Sure, they’re adults now, but they’ll always be my kiddos. Motherhood isn’t easy, but it’s always a blessing. At least it has been for me. Grateful is what I am for each of them this Mother’s Day.
10. I am now a mother-in-law x 3.
This is a new, interesting and fun role for me.
11. I am also now of a certain age when people ask, do you have any grandchildren yet?
Interesting, the assumptions people make based on your age, appearance or whatever. So far, I always just smile and say, yes, four furry ones.
12. It intrigues me to think about the lives our mothers led before they were mothers. What about you?
Hence, this post from last year, Our Mothers Before They Were Mothers.
13. All these made up, Hallmark holidays are sort of lame.

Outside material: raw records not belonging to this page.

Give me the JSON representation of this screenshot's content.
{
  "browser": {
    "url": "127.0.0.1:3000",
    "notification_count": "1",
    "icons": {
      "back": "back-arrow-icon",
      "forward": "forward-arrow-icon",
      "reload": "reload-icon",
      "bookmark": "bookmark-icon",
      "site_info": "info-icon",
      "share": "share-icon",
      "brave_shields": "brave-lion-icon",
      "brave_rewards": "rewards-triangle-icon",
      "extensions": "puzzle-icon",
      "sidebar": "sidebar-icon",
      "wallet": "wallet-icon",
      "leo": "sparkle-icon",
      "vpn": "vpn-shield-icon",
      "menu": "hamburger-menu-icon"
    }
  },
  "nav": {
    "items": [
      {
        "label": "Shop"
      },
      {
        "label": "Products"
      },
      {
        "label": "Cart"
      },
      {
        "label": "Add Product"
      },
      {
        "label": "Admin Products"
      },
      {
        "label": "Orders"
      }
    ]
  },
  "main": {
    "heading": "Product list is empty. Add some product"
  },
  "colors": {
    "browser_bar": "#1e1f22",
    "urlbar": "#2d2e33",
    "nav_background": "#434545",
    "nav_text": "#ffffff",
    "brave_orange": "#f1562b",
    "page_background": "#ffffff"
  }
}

I mean, do we really need designated days to recognize our moms, dads, grandparents or whomever or whatever?
On the other hand, perhaps it’s a good thing to mark our calendars with days like these.
Happy Mother’s Day to women everywhere who love and nurture children!
If the day is a painful one for you, I’m sorry.
May it help to know you’re not alone and that others understand, or try to.
Share something about YOUR mother, grandmother or other special woman who’s had an impact on your life.
If you have a painful memory about Mother’s Day, you’re welcome to share about that too.
Share anything at all about Mother’s Day or motherhood (or shopping for cards these days).